JAKARTA (Reuters) – Turis di Indonesia menemukan manfaat hutan bakau saat negara kepulauan itu mendorong untuk menanam kembali atau melestarikan daerah pesisir kaya karbon yang telah dihancurkan oleh aktivitas manusia.
Connie Sihombing, seorang warga Jakarta berusia 50 tahun, tidak peduli mendengar lalu lintas atau pesawat terbang di atas kepala saat dia mengayuh kayak melewati air keruh dan akar pohon bakau yang melengkung.
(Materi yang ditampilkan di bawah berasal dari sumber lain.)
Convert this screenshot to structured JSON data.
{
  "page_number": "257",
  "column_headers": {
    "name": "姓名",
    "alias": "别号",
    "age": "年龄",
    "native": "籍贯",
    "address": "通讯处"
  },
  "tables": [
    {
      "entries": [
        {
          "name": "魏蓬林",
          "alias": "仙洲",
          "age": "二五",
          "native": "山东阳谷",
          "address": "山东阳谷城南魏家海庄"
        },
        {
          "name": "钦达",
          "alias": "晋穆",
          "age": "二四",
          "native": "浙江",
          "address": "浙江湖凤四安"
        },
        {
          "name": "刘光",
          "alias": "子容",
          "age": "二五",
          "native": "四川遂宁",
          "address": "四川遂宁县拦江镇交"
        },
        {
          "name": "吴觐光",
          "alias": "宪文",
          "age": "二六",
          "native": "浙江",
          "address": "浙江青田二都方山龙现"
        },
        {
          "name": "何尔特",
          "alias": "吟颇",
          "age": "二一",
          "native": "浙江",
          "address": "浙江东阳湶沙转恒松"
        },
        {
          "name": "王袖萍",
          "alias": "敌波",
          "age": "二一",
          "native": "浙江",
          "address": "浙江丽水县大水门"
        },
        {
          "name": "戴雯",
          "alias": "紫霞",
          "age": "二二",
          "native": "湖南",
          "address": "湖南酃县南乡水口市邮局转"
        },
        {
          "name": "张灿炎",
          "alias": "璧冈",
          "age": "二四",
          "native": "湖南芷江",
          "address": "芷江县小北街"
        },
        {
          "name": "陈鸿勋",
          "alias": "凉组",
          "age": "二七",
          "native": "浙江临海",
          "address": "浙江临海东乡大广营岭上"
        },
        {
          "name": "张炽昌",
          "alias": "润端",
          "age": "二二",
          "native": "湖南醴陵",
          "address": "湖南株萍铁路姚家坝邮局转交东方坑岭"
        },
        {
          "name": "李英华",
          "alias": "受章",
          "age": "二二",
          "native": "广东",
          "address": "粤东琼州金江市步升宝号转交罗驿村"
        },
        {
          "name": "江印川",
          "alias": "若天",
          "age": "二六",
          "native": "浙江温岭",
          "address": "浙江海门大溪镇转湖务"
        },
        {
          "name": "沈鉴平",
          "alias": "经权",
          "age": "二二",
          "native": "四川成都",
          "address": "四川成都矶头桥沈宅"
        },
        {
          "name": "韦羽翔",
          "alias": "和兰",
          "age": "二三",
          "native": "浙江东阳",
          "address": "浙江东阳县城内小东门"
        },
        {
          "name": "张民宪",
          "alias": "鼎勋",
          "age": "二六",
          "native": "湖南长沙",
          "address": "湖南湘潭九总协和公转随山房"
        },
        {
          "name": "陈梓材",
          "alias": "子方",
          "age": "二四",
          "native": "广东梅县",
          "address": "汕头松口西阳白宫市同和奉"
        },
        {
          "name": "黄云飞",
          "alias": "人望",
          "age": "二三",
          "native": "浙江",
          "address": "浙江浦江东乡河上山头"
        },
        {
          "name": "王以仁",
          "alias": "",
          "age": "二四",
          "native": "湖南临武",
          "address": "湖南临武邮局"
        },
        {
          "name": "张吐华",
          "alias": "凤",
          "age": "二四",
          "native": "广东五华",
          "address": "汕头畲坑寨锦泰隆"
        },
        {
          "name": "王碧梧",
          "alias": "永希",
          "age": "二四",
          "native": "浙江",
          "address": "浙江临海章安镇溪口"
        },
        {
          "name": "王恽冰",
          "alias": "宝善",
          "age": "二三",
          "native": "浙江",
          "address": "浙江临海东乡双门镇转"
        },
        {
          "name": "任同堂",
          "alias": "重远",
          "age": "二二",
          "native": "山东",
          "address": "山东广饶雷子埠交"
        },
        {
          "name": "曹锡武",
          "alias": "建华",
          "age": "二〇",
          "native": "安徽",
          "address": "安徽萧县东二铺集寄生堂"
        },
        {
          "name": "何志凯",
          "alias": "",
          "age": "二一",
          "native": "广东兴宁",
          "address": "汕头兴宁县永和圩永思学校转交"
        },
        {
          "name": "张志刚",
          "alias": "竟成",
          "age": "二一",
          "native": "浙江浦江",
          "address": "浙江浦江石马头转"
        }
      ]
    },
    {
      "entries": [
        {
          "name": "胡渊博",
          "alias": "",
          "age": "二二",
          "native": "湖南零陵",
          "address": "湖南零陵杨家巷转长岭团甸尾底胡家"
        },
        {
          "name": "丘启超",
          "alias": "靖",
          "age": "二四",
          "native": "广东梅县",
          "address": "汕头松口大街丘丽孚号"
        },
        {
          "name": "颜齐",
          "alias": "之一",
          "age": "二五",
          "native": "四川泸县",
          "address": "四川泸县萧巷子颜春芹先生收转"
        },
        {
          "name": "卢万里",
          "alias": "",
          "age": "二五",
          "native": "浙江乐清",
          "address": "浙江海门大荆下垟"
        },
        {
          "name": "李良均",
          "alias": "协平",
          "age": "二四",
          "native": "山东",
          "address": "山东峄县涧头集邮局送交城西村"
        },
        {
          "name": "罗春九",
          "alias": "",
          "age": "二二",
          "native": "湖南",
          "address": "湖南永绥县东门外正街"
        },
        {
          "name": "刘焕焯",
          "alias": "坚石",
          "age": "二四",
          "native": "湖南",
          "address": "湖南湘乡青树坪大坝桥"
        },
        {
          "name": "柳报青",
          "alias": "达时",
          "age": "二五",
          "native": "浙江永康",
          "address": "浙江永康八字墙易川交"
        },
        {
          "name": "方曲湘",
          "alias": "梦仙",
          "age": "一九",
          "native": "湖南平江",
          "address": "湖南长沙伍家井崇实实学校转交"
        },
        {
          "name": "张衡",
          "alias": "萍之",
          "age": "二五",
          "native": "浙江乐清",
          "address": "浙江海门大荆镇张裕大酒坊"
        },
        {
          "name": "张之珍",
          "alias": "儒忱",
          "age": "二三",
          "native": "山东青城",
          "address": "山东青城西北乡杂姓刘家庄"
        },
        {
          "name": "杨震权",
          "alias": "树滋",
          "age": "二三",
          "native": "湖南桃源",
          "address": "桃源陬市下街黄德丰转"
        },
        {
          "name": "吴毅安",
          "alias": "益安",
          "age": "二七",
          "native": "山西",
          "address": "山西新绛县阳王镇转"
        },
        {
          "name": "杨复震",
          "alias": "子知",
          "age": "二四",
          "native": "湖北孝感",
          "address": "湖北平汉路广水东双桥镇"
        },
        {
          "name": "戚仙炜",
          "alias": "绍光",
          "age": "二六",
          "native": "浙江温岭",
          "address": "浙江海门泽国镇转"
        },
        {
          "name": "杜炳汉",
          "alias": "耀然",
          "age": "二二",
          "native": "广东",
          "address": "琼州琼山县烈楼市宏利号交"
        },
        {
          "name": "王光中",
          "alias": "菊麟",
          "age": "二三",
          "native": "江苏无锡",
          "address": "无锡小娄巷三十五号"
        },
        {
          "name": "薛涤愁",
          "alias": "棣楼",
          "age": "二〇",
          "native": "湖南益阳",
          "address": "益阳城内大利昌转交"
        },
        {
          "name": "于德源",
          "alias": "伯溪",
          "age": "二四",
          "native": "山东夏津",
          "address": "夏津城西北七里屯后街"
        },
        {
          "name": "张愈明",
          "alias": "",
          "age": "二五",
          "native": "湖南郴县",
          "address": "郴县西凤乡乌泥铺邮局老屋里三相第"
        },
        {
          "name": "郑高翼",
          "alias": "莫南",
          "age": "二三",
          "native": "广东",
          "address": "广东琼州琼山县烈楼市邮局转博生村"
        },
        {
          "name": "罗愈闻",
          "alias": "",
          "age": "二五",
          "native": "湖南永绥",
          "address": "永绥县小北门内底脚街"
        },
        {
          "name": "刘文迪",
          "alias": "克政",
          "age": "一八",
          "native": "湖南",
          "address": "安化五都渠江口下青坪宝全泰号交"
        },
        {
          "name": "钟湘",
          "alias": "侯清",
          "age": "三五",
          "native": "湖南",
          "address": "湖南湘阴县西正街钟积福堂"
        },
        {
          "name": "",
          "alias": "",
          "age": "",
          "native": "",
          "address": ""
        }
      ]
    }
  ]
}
“Saya telah melakukan perjalanan jauh tetapi tidak tahu bahwa di dekat rumah saya ada taman yang menarik dan indah ini,” katanya, merujuk pada hutan bakau yang dilindungi di sepanjang pantai utara ibu kota.
Mangrove di Indonesia, negara dengan lebih dari 17.000 pulau dan bermil-mil garis pantai, telah menyusut menjadi sekitar 4,1 juta hektar (10,1 juta acre) karena pembangunan perkotaan atau pertanian buah-buahan di laut menggantikan pertahanan alami terhadap kenaikan permukaan laut dan intrusi air asin. .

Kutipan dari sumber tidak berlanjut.